If failure equals disaster for you then this simply means you didn't include sufficient contingencies in your plan, or you were shooting for something unrealistic. You have to break down your plans into hundreds of baby steps, each one so mind-numbingly easy that you're almost guaranteed success. Taking a wild punt at something and then impotently shaking your fists at the cosmos when you fuck up is no way to do it. Strategize, plan, idiot-proof your plans, have a plan B, C, fuck, have a plan Z, because the cosmos works on random chance to an alarming degree, but concentrated, intelligent persistence WILL beat the odds.

Thank you, user

I met a girl named Lucy and she showed me the sky. I don't think I'll ever see her again, nor do I want to, but she made me take responsibility for being a complete fuck.

Getting a sliding genio in 2 weeks will help me with my confidence. Also thing about some orbital inplants desu.
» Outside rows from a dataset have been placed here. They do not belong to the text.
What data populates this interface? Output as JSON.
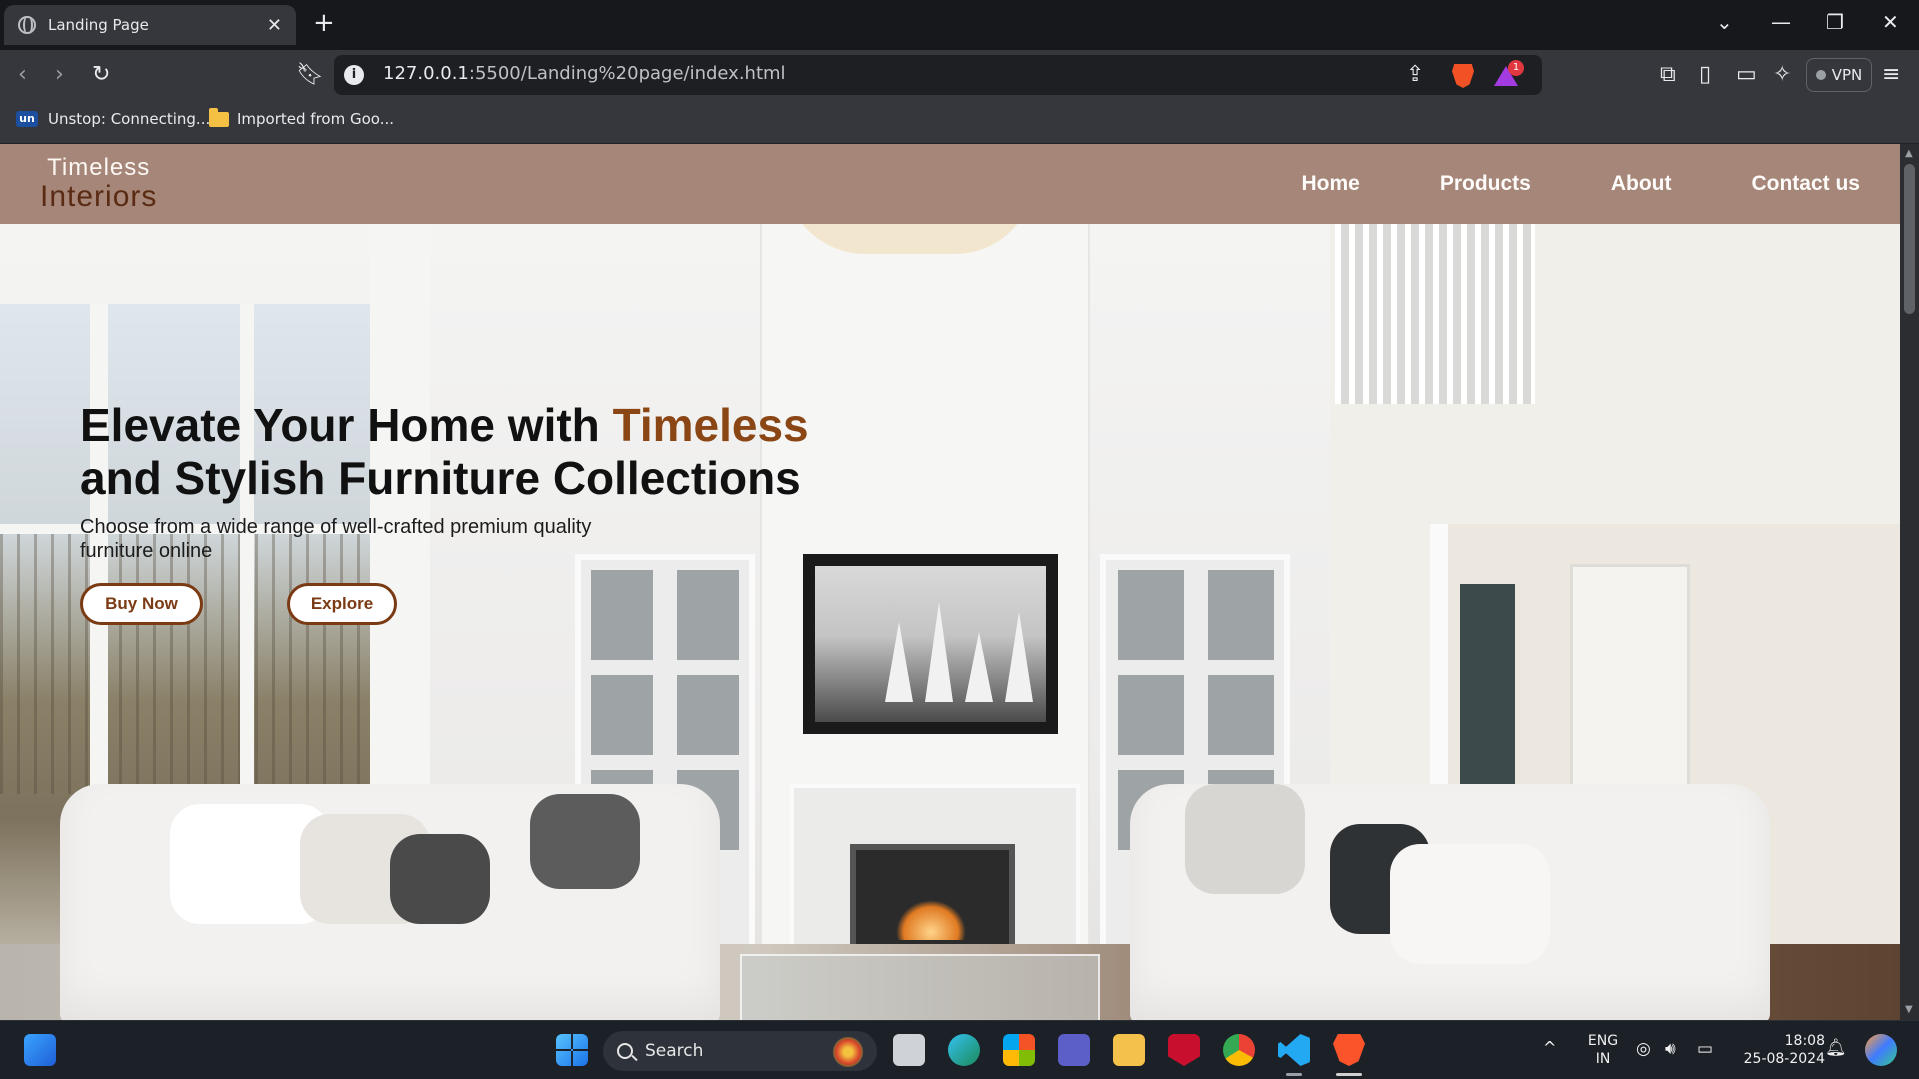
{
  "browser": {
    "tab_title": "Landing Page",
    "tab_close": "✕",
    "new_tab": "+",
    "url_host": "127.0.0.1",
    "url_rest": ":5500/Landing%20page/index.html",
    "extension_badge": "1",
    "vpn_label": "VPN",
    "bookmarks": [
      {
        "label": "Unstop: Connecting...",
        "icon": "un"
      },
      {
        "label": "Imported from Goo...",
        "icon": "folder-icon"
      }
    ]
  },
  "site": {
    "logo_line1": "Timeless",
    "logo_line2": "Interiors",
    "nav": [
      "Home",
      "Products",
      "About",
      "Contact us"
    ],
    "hero": {
      "title_part1": "Elevate Your Home with ",
      "title_accent": "Timeless",
      "title_part2": "and Stylish Furniture Collections",
      "subtitle": "Choose from a wide range of well-crafted premium quality furniture online",
      "buy_label": "Buy Now",
      "explore_label": "Explore"
    },
    "colors": {
      "nav_bg": "#a58678",
      "accent": "#8b4616",
      "button_border": "#7a3a14"
    }
  },
  "taskbar": {
    "search_placeholder": "Search",
    "lang_line1": "ENG",
    "lang_line2": "IN",
    "time": "18:08",
    "date": "25-08-2024"
  }
}
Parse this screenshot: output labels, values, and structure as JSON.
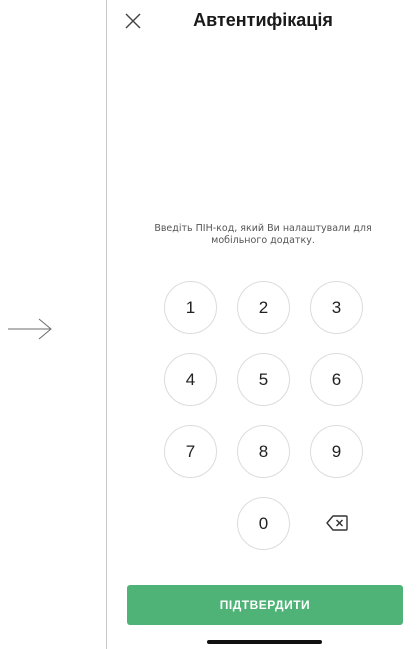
{
  "header": {
    "title": "Автентифікація",
    "close_icon": "close-icon"
  },
  "prompt": "Введіть ПІН-код, який Ви налаштували для мобільного додатку.",
  "keypad": {
    "keys": [
      "1",
      "2",
      "3",
      "4",
      "5",
      "6",
      "7",
      "8",
      "9",
      "0"
    ],
    "backspace_icon": "backspace-icon"
  },
  "confirm_button": {
    "label": "ПІДТВЕРДИТИ",
    "color": "#4fb377"
  }
}
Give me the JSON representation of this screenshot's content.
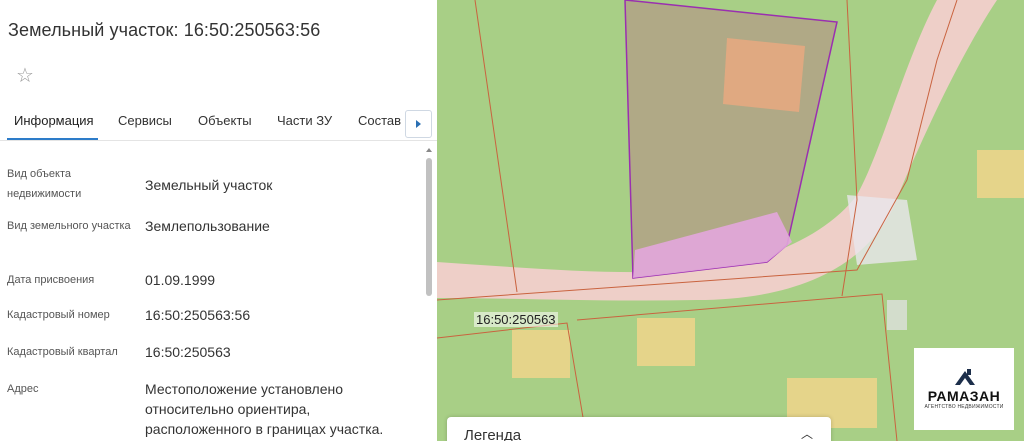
{
  "panel": {
    "title": "Земельный участок: 16:50:250563:56",
    "favorite_icon": "star-icon"
  },
  "tabs": [
    {
      "label": "Информация",
      "active": true
    },
    {
      "label": "Сервисы",
      "active": false
    },
    {
      "label": "Объекты",
      "active": false
    },
    {
      "label": "Части ЗУ",
      "active": false
    },
    {
      "label": "Состав",
      "active": false
    }
  ],
  "tabs_next_icon": "chevron-right-icon",
  "rows": [
    {
      "label": "Вид объекта недвижимости",
      "value": "Земельный участок"
    },
    {
      "label": "Вид земельного участка",
      "value": "Землепользование"
    },
    {
      "label": "Дата присвоения",
      "value": "01.09.1999"
    },
    {
      "label": "Кадастровый номер",
      "value": "16:50:250563:56"
    },
    {
      "label": "Кадастровый квартал",
      "value": "16:50:250563"
    },
    {
      "label": "Адрес",
      "value": "Местоположение установлено относительно ориентира, расположенного в границах участка."
    }
  ],
  "map": {
    "parcel_label": "16:50:250563",
    "legend_title": "Легенда",
    "legend_toggle_icon": "chevron-up-icon",
    "colors": {
      "grass": "#a8cf86",
      "road": "#eecfc8",
      "selected_parcel": "#b0a986",
      "highlight": "#e3a6dd",
      "boundary": "#9a2fb0",
      "building": "#e8d48a"
    }
  },
  "logo": {
    "name": "РАМАЗАН",
    "subtitle": "АГЕНТСТВО НЕДВИЖИМОСТИ"
  }
}
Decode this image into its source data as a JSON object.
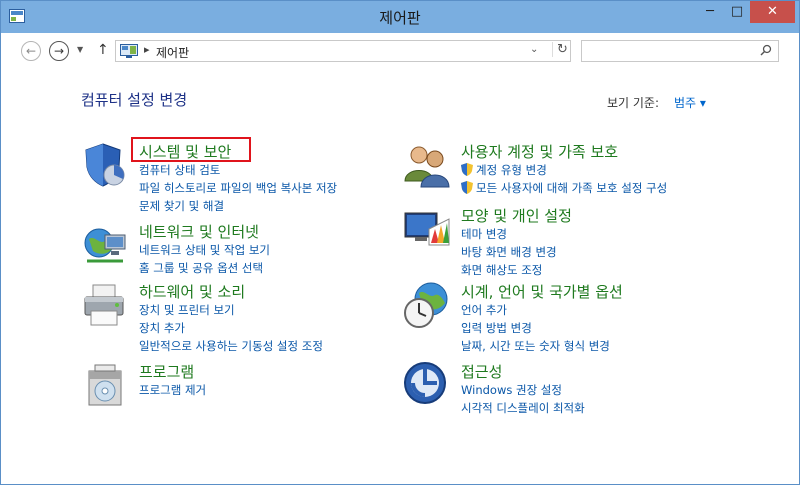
{
  "window": {
    "title": "제어판"
  },
  "window_controls": {
    "minimize": "─",
    "maximize": "□",
    "close": "✕"
  },
  "address": {
    "path": "제어판",
    "separator": "▸",
    "search_placeholder": ""
  },
  "main": {
    "heading": "컴퓨터 설정 변경",
    "view_by_label": "보기 기준:",
    "view_by_value": "범주 ▾"
  },
  "categories": [
    {
      "title": "시스템 및 보안",
      "icon": "shield-icon",
      "links": [
        "컴퓨터 상태 검토",
        "파일 히스토리로 파일의 백업 복사본 저장",
        "문제 찾기 및 해결"
      ]
    },
    {
      "title": "네트워크 및 인터넷",
      "icon": "network-globe-icon",
      "links": [
        "네트워크 상태 및 작업 보기",
        "홈 그룹 및 공유 옵션 선택"
      ]
    },
    {
      "title": "하드웨어 및 소리",
      "icon": "printer-icon",
      "links": [
        "장치 및 프린터 보기",
        "장치 추가",
        "일반적으로 사용하는 기동성 설정 조정"
      ]
    },
    {
      "title": "프로그램",
      "icon": "programs-icon",
      "links": [
        "프로그램 제거"
      ]
    },
    {
      "title": "사용자 계정 및 가족 보호",
      "icon": "users-icon",
      "links": [
        "계정 유형 변경",
        "모든 사용자에 대해 가족 보호 설정 구성"
      ]
    },
    {
      "title": "모양 및 개인 설정",
      "icon": "appearance-icon",
      "links": [
        "테마 변경",
        "바탕 화면 배경 변경",
        "화면 해상도 조정"
      ]
    },
    {
      "title": "시계, 언어 및 국가별 옵션",
      "icon": "clock-globe-icon",
      "links": [
        "언어 추가",
        "입력 방법 변경",
        "날짜, 시간 또는 숫자 형식 변경"
      ]
    },
    {
      "title": "접근성",
      "icon": "accessibility-icon",
      "links": [
        "Windows 권장 설정",
        "시각적 디스플레이 최적화"
      ]
    }
  ],
  "colors": {
    "titlebar": "#7aaee0",
    "category_title": "#1f7a1f",
    "link": "#0a57a8",
    "heading": "#1e3287",
    "highlight": "#e0141c"
  }
}
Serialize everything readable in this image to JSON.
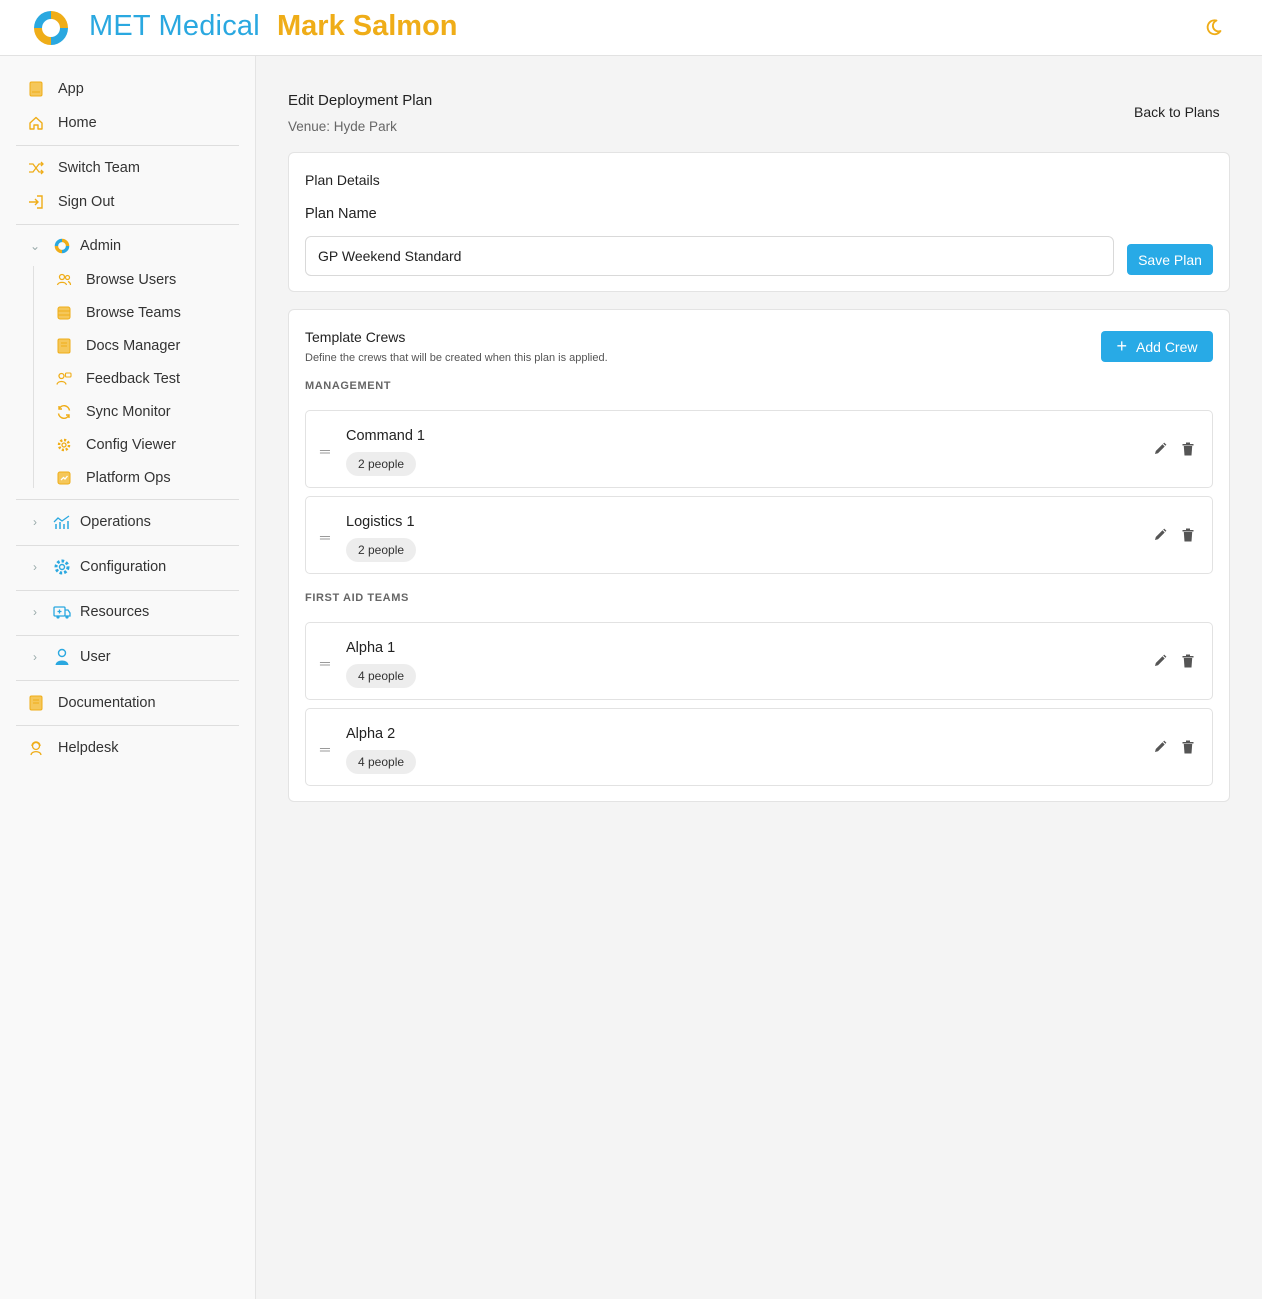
{
  "header": {
    "brand": "MET Medical",
    "user_name": "Mark Salmon",
    "logo_icon": "met-logo",
    "theme_icon": "moon-icon",
    "brand_color": "#2aa8e0",
    "accent_color": "#efad18"
  },
  "sidebar": {
    "app": "App",
    "home": "Home",
    "switch_team": "Switch Team",
    "sign_out": "Sign Out",
    "admin": "Admin",
    "admin_items": [
      "Browse Users",
      "Browse Teams",
      "Docs Manager",
      "Feedback Test",
      "Sync Monitor",
      "Config Viewer",
      "Platform Ops"
    ],
    "operations": "Operations",
    "configuration": "Configuration",
    "resources": "Resources",
    "user": "User",
    "documentation": "Documentation",
    "helpdesk": "Helpdesk"
  },
  "page": {
    "title": "Edit Deployment Plan",
    "venue": "Venue: Hyde Park",
    "back_label": "Back to Plans"
  },
  "plan_details": {
    "title": "Plan Details",
    "name_label": "Plan Name",
    "name_value": "GP Weekend Standard",
    "save_label": "Save Plan"
  },
  "template_crews": {
    "title": "Template Crews",
    "description": "Define the crews that will be created when this plan is applied.",
    "add_label": "Add Crew",
    "sections": [
      {
        "heading": "MANAGEMENT",
        "crews": [
          {
            "name": "Command 1",
            "people": "2 people"
          },
          {
            "name": "Logistics 1",
            "people": "2 people"
          }
        ]
      },
      {
        "heading": "FIRST AID TEAMS",
        "crews": [
          {
            "name": "Alpha 1",
            "people": "4 people"
          },
          {
            "name": "Alpha 2",
            "people": "4 people"
          }
        ]
      }
    ]
  }
}
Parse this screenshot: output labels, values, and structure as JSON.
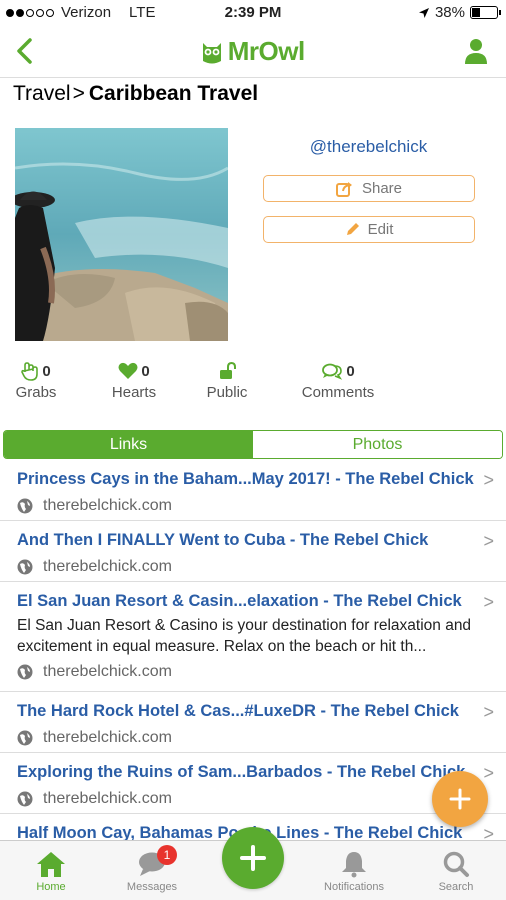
{
  "status_bar": {
    "carrier": "Verizon",
    "network": "LTE",
    "time": "2:39 PM",
    "battery": "38%",
    "battery_level": 0.38
  },
  "nav": {
    "logo": "MrOwl"
  },
  "breadcrumb": {
    "parent": "Travel",
    "separator": ">",
    "current": "Caribbean Travel"
  },
  "profile": {
    "handle": "@therebelchick",
    "share_label": "Share",
    "edit_label": "Edit"
  },
  "stats": [
    {
      "count": "0",
      "label": "Grabs"
    },
    {
      "count": "0",
      "label": "Hearts"
    },
    {
      "count": "",
      "label": "Public"
    },
    {
      "count": "0",
      "label": "Comments"
    }
  ],
  "tabs": {
    "links": "Links",
    "photos": "Photos"
  },
  "links": [
    {
      "title": "Princess Cays in the Baham...May 2017! - The Rebel Chick",
      "desc": "",
      "source": "therebelchick.com"
    },
    {
      "title": "And Then I FINALLY Went to Cuba - The Rebel Chick",
      "desc": "",
      "source": "therebelchick.com"
    },
    {
      "title": "El San Juan Resort & Casin...elaxation - The Rebel Chick",
      "desc": "El San Juan Resort & Casino is your destination for relaxation and excitement in equal measure. Relax on the beach or hit th...",
      "source": "therebelchick.com"
    },
    {
      "title": "The Hard Rock Hotel & Cas...#LuxeDR - The Rebel Chick",
      "desc": "",
      "source": "therebelchick.com"
    },
    {
      "title": "Exploring the Ruins of Sam...Barbados - The Rebel Chick",
      "desc": "",
      "source": "therebelchick.com"
    },
    {
      "title": "Half Moon Cay, Bahamas Po...he Lines - The Rebel Chick",
      "desc": "",
      "source": ""
    }
  ],
  "tabbar": {
    "home": "Home",
    "messages": "Messages",
    "messages_badge": "1",
    "notifications": "Notifications",
    "search": "Search"
  },
  "colors": {
    "brand_green": "#5aab2f",
    "accent_orange": "#f2a541",
    "link_blue": "#2a5da6",
    "badge_red": "#e8332d"
  }
}
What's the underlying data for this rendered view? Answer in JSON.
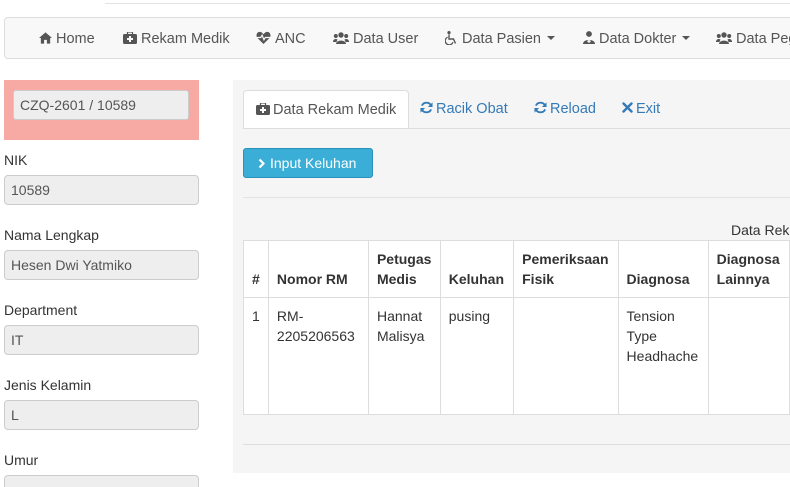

I will be a 6 / 10 psl and finally stop being a neet who rota 24/7 apart from surgeon consultations.

>sliding genio
how much did you pay?

>be me
>19
>tried 2 different uni courses
>didn't like both
>spend half a year wageslaving
>realise that I cant go on for this forever
>go back to TAFE (aka trades school)
>study IT
Now I have the hope for finding a job and such once I did this semester

>little to no friends
>start hanging out a lot with chinese wisdom friend
>talk a lot realise I am likeable
>ask girl from work
>says yes
>confidenceboost.jpeg
>continue talking to co workers and such and have a decently sized friend group for advise support

I don't know that you just had to stop giving a shit of what comes out of your mouth to gain friends.

Now I am 20 and motivated so you are just going through a dry spill in your life.

I'm on a daily dose of 150mg or some shit of wellbutfin and i still feel like shit

What's better, to have a decent-paying job, but therefore slave or to be self-employed with the potential of reaching adequate wealth?